The world’s leading publication for data science, AI, and ML professionals.

PyTorch Lightning: Making your Training Phase Cleaner and Easier

An introduction to PyTorch Lightning with step-by-step examples to get you started now

Photo by NOAA on Unsplash
Photo by NOAA on Unsplash

PyTorch has become one of the preferred frameworks by industry and academia due to the great flexibility to prototype neural network architectures, as well as a great structure to control each component of the training phase of a deep learning model. However, sometimes prototyping the training phase of a deep learning model becomes a complex task for various reasons which can cause several mistakes to be made, this is where PyTorch Lightning appears, the PyTorch extension that facilitates and organizes the PyTorch model training phase.

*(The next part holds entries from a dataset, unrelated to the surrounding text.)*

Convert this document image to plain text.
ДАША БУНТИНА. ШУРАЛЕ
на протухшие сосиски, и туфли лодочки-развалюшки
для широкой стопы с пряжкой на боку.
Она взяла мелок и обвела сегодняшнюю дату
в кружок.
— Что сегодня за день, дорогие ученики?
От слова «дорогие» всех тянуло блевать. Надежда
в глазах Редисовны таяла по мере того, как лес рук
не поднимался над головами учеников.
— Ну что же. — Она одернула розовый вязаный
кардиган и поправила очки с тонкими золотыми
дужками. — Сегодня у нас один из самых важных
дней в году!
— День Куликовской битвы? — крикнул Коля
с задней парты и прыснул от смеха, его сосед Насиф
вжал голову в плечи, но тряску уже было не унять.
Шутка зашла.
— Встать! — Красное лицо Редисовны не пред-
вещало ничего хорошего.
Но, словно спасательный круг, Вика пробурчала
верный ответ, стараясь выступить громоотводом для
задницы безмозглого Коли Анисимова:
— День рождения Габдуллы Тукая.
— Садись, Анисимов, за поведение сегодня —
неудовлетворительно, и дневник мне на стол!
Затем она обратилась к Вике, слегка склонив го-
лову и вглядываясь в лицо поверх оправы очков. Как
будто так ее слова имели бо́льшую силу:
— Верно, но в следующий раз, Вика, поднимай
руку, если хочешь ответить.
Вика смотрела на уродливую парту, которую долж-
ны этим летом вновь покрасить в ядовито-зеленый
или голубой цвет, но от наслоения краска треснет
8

That is why in this blog we are going to know what PyTorch Lightning is, some of its components and we will see a couple of examples so you can start using PyTorch Lightning now. So this blog will be divided into the following sections:

  • What is Pytorch Lightning?
  • Example 1: A basic training
  • Example 2: A more advanced training

Let’s get started!

What is PyTorch Lightning?

PyTorch Lightning is a PyTorch extension for the prototyping of the training, evaluation and testing phase of PyTorch models. Also, Pytorch Lightning provides a simple, friendly and intuitive structure to organize each component of the training phase of a PyTorch model. On the other hand, PyTorch Lightning provides a great variety of functionalities and flags for a detailed customization of the training of our model. In short, PyTorch Lightning came to organize, simplify and compact the components that involve a training phase of a deep learning model such as: training, evaluation, testing, metrics tracking, experiment organization and logs.

Figure 1. From PyTorch to PyTorch Lightning | Image by author
Figure 1. From PyTorch to PyTorch Lightning | Image by author

The PyTorch Lightning project was started in 2016 by William Falcon when he was completing his PhD at NYU [1]. Subsequently PyTorch Lightning was launched in March 2019 and made public in July of the same year, it is also in 2019 that PyTorch Lightning was adopted by the NeurIPS Reproducibility Challenge as the standard to send code to such conference [2]. Lightning is an open-source project that currently has more than 180 contributors [3].

Great, we already know what PyTorch Lightning is, who started the project and why it arises, now let’s move on to the technical details. In the following sections we are going to see a couple of examples using PyTorch Lightning, the first example will explain a basic Training with which you can start using Lightning. In the second example we will see how to make use of some of the many amenities that Lightning provides, specifically we will see some important flags, the use of callbacks and how to automatically find the optimal suggested "learning rate_" as well as the optimal suggested "_batchsize", so let’s get started!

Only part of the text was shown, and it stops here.